Younger brother — Vladimir Gudkov, general director of the debt collection agency "Central Debt Agency".

=== Family business ===

For more than 20 years, Dmitry Gudkov's mother and brother were running a private security firm "Security Agency Pantan", which had several thousands employees. In May 2012, the license for private security activities of the agency was suspended for a month due to violations, and then withdrawn on a permanent basis. Another security company of the Gudkovs - "Ajax-Inter" - was deprived of a license for weapons in September 2012. The Gudkovs described these inspections as politically engaged.
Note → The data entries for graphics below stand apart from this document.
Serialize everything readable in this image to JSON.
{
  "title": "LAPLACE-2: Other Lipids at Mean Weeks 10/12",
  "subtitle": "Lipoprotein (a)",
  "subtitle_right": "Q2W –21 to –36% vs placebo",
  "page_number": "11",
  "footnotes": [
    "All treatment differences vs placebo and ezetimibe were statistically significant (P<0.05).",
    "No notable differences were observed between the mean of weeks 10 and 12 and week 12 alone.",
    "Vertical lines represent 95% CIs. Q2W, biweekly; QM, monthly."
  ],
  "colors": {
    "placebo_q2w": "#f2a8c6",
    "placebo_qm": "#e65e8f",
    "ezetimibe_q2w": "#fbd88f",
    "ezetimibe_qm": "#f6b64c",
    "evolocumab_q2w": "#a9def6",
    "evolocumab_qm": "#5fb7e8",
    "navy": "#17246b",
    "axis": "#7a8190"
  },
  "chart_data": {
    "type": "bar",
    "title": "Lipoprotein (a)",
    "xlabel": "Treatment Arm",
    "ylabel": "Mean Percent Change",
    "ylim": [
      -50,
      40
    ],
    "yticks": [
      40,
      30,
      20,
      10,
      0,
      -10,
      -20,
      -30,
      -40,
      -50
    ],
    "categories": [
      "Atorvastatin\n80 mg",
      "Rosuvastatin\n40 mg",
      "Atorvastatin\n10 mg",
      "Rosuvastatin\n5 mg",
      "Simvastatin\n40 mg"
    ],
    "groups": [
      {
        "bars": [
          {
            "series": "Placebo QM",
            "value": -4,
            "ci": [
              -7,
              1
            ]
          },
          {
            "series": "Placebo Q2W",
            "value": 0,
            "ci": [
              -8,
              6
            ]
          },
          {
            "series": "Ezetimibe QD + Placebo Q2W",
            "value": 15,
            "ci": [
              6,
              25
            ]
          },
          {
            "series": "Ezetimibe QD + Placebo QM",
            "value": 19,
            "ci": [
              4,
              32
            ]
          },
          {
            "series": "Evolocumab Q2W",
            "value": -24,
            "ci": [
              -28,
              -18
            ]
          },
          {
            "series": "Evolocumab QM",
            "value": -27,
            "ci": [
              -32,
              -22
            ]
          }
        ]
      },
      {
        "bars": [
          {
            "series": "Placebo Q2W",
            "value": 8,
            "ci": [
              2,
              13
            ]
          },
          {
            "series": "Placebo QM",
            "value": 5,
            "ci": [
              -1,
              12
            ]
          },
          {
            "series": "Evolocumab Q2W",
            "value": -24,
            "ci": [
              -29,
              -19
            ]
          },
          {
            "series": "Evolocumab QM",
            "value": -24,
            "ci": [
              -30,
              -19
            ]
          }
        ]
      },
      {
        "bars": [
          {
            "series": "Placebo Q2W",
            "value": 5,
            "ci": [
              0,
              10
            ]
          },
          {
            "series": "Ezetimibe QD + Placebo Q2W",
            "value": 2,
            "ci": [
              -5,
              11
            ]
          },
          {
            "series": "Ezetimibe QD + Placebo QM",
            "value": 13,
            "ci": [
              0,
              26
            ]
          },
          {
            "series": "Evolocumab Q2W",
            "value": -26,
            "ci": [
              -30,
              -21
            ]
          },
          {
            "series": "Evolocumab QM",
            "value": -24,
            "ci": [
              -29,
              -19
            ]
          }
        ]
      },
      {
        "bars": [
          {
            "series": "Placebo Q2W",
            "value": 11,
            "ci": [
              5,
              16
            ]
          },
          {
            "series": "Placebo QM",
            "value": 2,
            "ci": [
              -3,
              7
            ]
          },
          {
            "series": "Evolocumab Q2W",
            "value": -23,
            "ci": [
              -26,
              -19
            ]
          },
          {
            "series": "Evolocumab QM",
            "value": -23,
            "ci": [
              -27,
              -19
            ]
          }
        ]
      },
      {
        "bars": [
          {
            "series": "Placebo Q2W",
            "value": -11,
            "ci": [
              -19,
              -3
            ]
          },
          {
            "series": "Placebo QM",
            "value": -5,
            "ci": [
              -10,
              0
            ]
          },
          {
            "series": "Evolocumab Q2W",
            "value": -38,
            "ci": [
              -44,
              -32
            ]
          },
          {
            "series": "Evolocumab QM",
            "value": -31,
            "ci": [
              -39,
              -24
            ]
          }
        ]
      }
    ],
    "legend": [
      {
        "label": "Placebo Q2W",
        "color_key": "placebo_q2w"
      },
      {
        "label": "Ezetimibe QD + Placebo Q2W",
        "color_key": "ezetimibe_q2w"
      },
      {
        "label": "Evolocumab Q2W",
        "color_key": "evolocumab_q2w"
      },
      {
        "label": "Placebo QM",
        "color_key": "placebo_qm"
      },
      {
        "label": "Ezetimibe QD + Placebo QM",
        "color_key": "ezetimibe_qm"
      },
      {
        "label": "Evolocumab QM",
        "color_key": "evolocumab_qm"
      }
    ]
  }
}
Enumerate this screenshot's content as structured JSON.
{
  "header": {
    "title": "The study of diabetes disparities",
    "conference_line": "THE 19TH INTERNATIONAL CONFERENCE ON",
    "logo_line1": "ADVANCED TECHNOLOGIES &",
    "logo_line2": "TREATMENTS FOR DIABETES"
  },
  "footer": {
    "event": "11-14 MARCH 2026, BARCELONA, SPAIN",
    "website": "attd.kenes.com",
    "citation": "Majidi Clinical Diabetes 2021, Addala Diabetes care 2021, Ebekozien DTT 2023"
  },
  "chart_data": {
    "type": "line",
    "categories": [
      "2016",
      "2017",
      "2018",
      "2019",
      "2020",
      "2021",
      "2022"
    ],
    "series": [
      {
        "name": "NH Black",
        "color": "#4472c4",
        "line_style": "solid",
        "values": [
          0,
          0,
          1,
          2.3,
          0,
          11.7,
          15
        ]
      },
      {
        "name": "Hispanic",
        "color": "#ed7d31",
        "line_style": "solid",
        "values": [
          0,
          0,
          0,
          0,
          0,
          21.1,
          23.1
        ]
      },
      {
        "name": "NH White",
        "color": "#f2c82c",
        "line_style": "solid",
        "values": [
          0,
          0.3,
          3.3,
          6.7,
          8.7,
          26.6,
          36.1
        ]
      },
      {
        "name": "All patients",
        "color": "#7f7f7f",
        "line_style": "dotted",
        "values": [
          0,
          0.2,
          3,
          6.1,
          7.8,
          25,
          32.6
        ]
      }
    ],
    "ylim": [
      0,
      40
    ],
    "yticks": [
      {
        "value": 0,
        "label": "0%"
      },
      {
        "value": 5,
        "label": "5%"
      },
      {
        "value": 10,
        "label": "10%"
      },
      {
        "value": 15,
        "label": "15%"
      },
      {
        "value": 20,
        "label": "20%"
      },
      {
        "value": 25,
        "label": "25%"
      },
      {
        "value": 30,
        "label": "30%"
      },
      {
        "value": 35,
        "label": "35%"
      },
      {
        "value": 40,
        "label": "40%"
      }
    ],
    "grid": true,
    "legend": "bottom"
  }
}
Dmitry Gudkov's brother Vladimir Gudkov runs one of Russia's largest debt collection agencies, "Central Debt Agency", which collects debts in a variety of regions in the interests of Sberbank, Alfa-Bank, Uralsib, Raiffeisenbank, Renaissance Credit.

=== Wives ===

First wife, Sofya Gudkova is a journalist and a television producer. She worked for the programs "Namedni" and "Profession - reporter", she was the chief editor of daily and evening news at "Channel One Russia" and of "The Final Program" at NTV Channel. She was married to Gudkov for almost 10 years and she brings up the children of the politician - Anastasia and Ivan. After the divorce in May 2012, Sophia quit NTV channel. Gudkov argued that Sophia made this decision in order not to work on the program, which compromises him and other opposition politicians. In 2015, Sophia married the former head of the Department of Culture of Moscow, Sergey Kapkov.
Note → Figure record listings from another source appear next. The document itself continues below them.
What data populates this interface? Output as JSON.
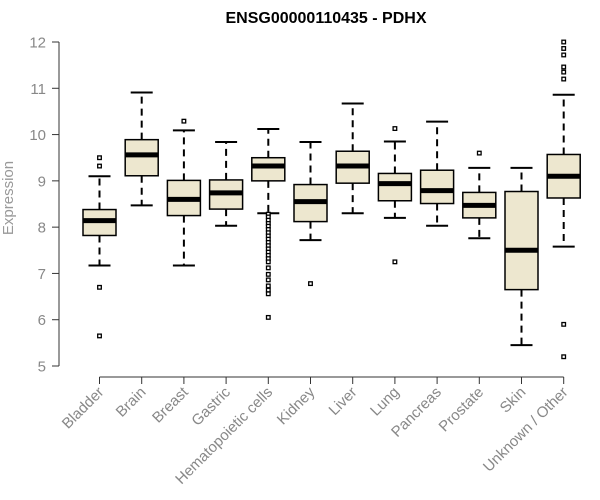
{
  "chart_data": {
    "type": "boxplot",
    "title": "ENSG00000110435 - PDHX",
    "xlabel": "",
    "ylabel": "Expression",
    "ylim": [
      5,
      12
    ],
    "yticks": [
      5,
      6,
      7,
      8,
      9,
      10,
      11,
      12
    ],
    "grid": false,
    "colors": {
      "box_fill": "#ede7cf",
      "stroke": "#000000",
      "tick_label": "#888888"
    },
    "categories": [
      "Bladder",
      "Brain",
      "Breast",
      "Gastric",
      "Hematopoietic cells",
      "Kidney",
      "Liver",
      "Lung",
      "Pancreas",
      "Prostate",
      "Skin",
      "Unknown / Other"
    ],
    "boxes": [
      {
        "category": "Bladder",
        "whisker_low": 7.17,
        "q1": 7.82,
        "median": 8.14,
        "q3": 8.38,
        "whisker_high": 9.1,
        "outliers": [
          9.32,
          9.5,
          6.7,
          5.65
        ]
      },
      {
        "category": "Brain",
        "whisker_low": 8.47,
        "q1": 9.11,
        "median": 9.56,
        "q3": 9.89,
        "whisker_high": 10.91,
        "outliers": []
      },
      {
        "category": "Breast",
        "whisker_low": 7.17,
        "q1": 8.25,
        "median": 8.6,
        "q3": 9.01,
        "whisker_high": 10.09,
        "outliers": [
          10.29
        ]
      },
      {
        "category": "Gastric",
        "whisker_low": 8.03,
        "q1": 8.39,
        "median": 8.74,
        "q3": 9.02,
        "whisker_high": 9.84,
        "outliers": []
      },
      {
        "category": "Hematopoietic cells",
        "whisker_low": 8.3,
        "q1": 9.0,
        "median": 9.32,
        "q3": 9.5,
        "whisker_high": 10.12,
        "outliers": [
          8.28,
          8.22,
          8.15,
          8.08,
          8.02,
          7.95,
          7.88,
          7.81,
          7.74,
          7.67,
          7.6,
          7.53,
          7.46,
          7.39,
          7.32,
          7.25,
          7.12,
          6.98,
          6.86,
          6.73,
          6.64,
          6.56,
          6.05
        ]
      },
      {
        "category": "Kidney",
        "whisker_low": 7.72,
        "q1": 8.12,
        "median": 8.55,
        "q3": 8.92,
        "whisker_high": 9.84,
        "outliers": [
          6.78
        ]
      },
      {
        "category": "Liver",
        "whisker_low": 8.3,
        "q1": 8.95,
        "median": 9.32,
        "q3": 9.64,
        "whisker_high": 10.67,
        "outliers": []
      },
      {
        "category": "Lung",
        "whisker_low": 8.2,
        "q1": 8.57,
        "median": 8.94,
        "q3": 9.16,
        "whisker_high": 9.85,
        "outliers": [
          10.13,
          7.25
        ]
      },
      {
        "category": "Pancreas",
        "whisker_low": 8.03,
        "q1": 8.51,
        "median": 8.79,
        "q3": 9.23,
        "whisker_high": 10.28,
        "outliers": []
      },
      {
        "category": "Prostate",
        "whisker_low": 7.76,
        "q1": 8.2,
        "median": 8.47,
        "q3": 8.75,
        "whisker_high": 9.28,
        "outliers": [
          9.6
        ]
      },
      {
        "category": "Skin",
        "whisker_low": 5.45,
        "q1": 6.65,
        "median": 7.5,
        "q3": 8.77,
        "whisker_high": 9.28,
        "outliers": []
      },
      {
        "category": "Unknown / Other",
        "whisker_low": 7.58,
        "q1": 8.63,
        "median": 9.1,
        "q3": 9.57,
        "whisker_high": 10.86,
        "outliers": [
          12.0,
          11.86,
          11.72,
          11.46,
          11.35,
          11.2,
          5.9,
          5.2
        ]
      }
    ]
  }
}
The second wife, Valeria Gudkova (maiden name — Sushkova) is the former press secretary of the youth wing of "A Just Russia" and the politician himself. According to some sources, the office affair began after Gudkov's separation from his first wife, according to other information, it became the reason for the divorce. Gudkov and Sushkova got married July 2012, and in August 2013 the new wife gave birth to a son, Alexander. In March 2012, Valeria participated in a public gathering near the building of the Defense Ministry on New Arbat, during which the wives of military men demanded to provide them with housing. Gudkov's common-law wife stood there with a placard: "The wives of military men demand that the state fulfill its obligations to provide housing", while Dmitry Gudkov has never served in the army and received the rank of a reserve officer at the military department at the university.

=== Hobby ===

It was reported that in school years Gudkov received a degree of candidate for master of sports in basketball, and in 2012 he said that he continues to engage in this kind of sport sometimes. Dmitry Gudkov reported that at least twice a week he goes to the gym and likes to play the guitar.

== Filmography ==
- 2012 — Term — directors Alexey Pivovarov, Pavel Kostomarov and Alexander Rastorguev.